Mas ele e seu governo não tiveram o monopólio das inverdades.
A desinformação foi bastante utilizada como arma de guerra pela
coalizão anglo-americana.
Os "altos funcionários do serviço de inteligência" dos EUA chegaram a enganar o "Washington
Post", que, já no início das operações, em 21 de março, acreditou
na versão de que Saddam Hussein
fora gravemente ferido ou possivelmente morto, em Bagdá.
É provável que tal mentira fizesse parte do arsenal psicológico
destinado bem mais a a enfraquecer o inimigo do que a confundir a
mídia ocidental. Se acéfala, a ditadura iraquiana se desintegraria
sem maior esforço militar.
O fato é que Donald Rumsfeld
(Defesa) e Ari Fleischer (Casa
Branca) e mais ministros ingleses
multiplicaram declarações em
que colocavam em dúvida a identidade real do Saddam que aparecia na TV iraquiana encabeçando
reuniões com os dois filhos e com
assessores fardados.
A dúvida persistiu até que o ditador mencionou diante das câmaras a queda de um helicóptero
norte-americano que ocorreu de
verdade. Saddam havia sobrevivido à primeira leva de destruição.
E caso surgisse em transmissão ao
vivo, a coalizão com certeza iria
monitorar sua localização e acabaria de vez com ele.

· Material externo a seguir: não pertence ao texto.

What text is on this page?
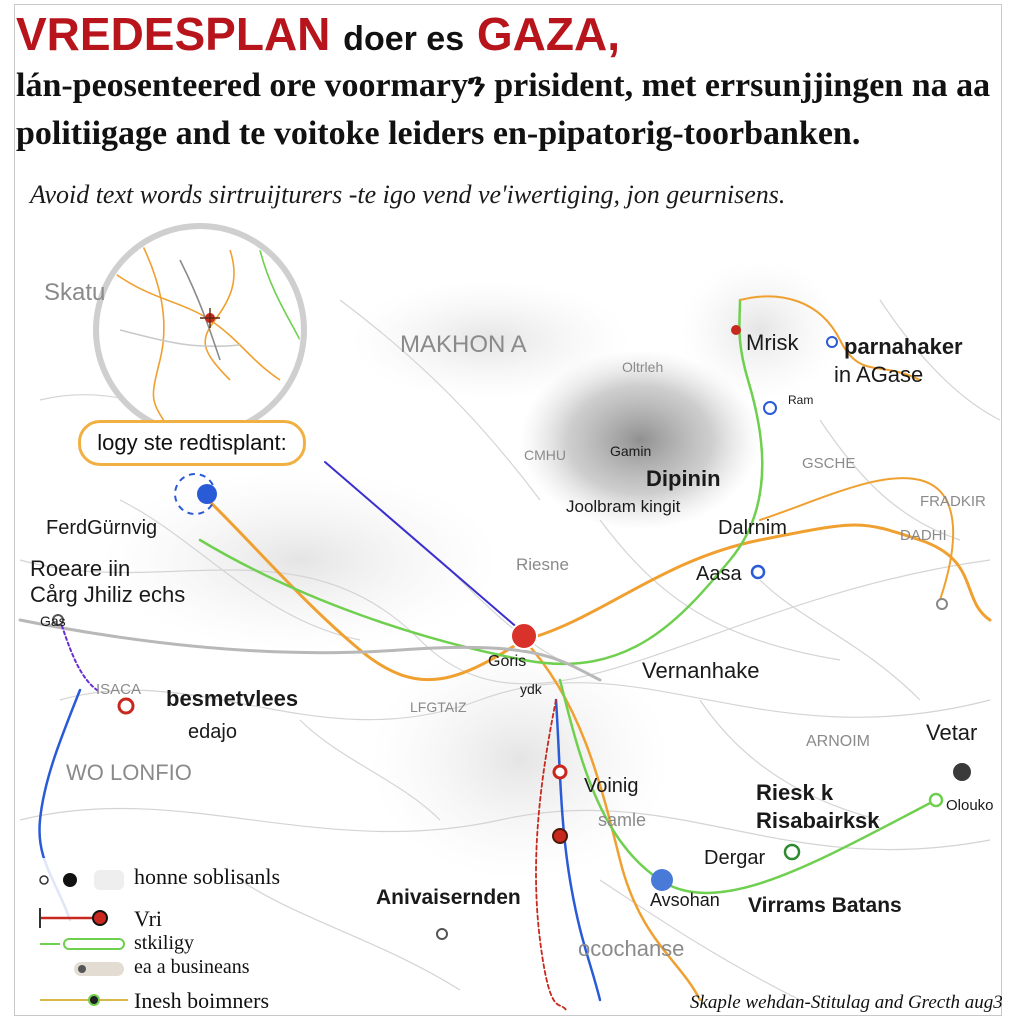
Skatu
MAKHON A
Oltrleh
Mrisk parnahaker
in AGase
Ram
CMHU	Gamin
GSCHE
Dipinin
Joolbram kingit	FRADKIR
FerdGürnvig	Dalrnim	DADHI
Roeare iin
Cårg Jhiliz echs
Riesne	Aasa
Gas
Goris	Vernanhake
ISACA	ydk
LFGTAIZ
besmetvlees
edajo	ARNOIM	Vetar
WO LONFIO
Voinig
samle
Riesk k
Risabairksk
Olouko
Dergar
Anivaisernden	Avsohan Virrams Batans
ocochanse
VREDESPLAN doer es GAZA,

lán-peosenteered ore voormaryን prisident, met errsunjjingen na aa

politiigage and te voitoke leiders en-pipatorig-toorbanken.

Avoid text words sirtruijturers -te igo vend ve'iwertiging, jon geurnisens.

logy ste redtisplant:
honne soblisanls
Vri
stkiligy
ea a busineans
Inesh boimners	Skaple wehdan-Stitulag and Grecth aug3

A suposta localização de armas
químicas integrou um segundo
grupo de versões jamais confirmadas. Havia por parte da mídia
norte-americana, como a rede de
TV Fox News, o axioma segundo
o qual a guerra era patriótica e
embutida de verdade. Se Bush a
desencadeou para "desarmar"
Saddam, era impossível que inexistissem arsenais de destruição
em massa. Que, aliás, não foram
até agora localizados.
Ocorreram quanto ao assunto
seis "alarmes falsos". Os militares
da coalizão cometeram a maior
gafe em se tratando de uma suposta fábrica de ogivas químicas a
160 km ao sul de Bagdá. O alto comando norte-americano disse no
dia seguinte não ter como confirmar a informação. Mas a cada nova "revelação" a mídia patriótica
festejava de forma acrítica.
Ocorreu também um descompasso entre as conquistas territoriais verdadeiras e a forma antecipada com que elas eram anunciadas. Basra teria primeiramente
caído 48 horas depois que tropas
britânicas acamparam em seus
subúrbios. Segundo os informantes oficiais, Nassiriah "caiu" dez
dias antes que os norte-americanos efetivamente a controlassem.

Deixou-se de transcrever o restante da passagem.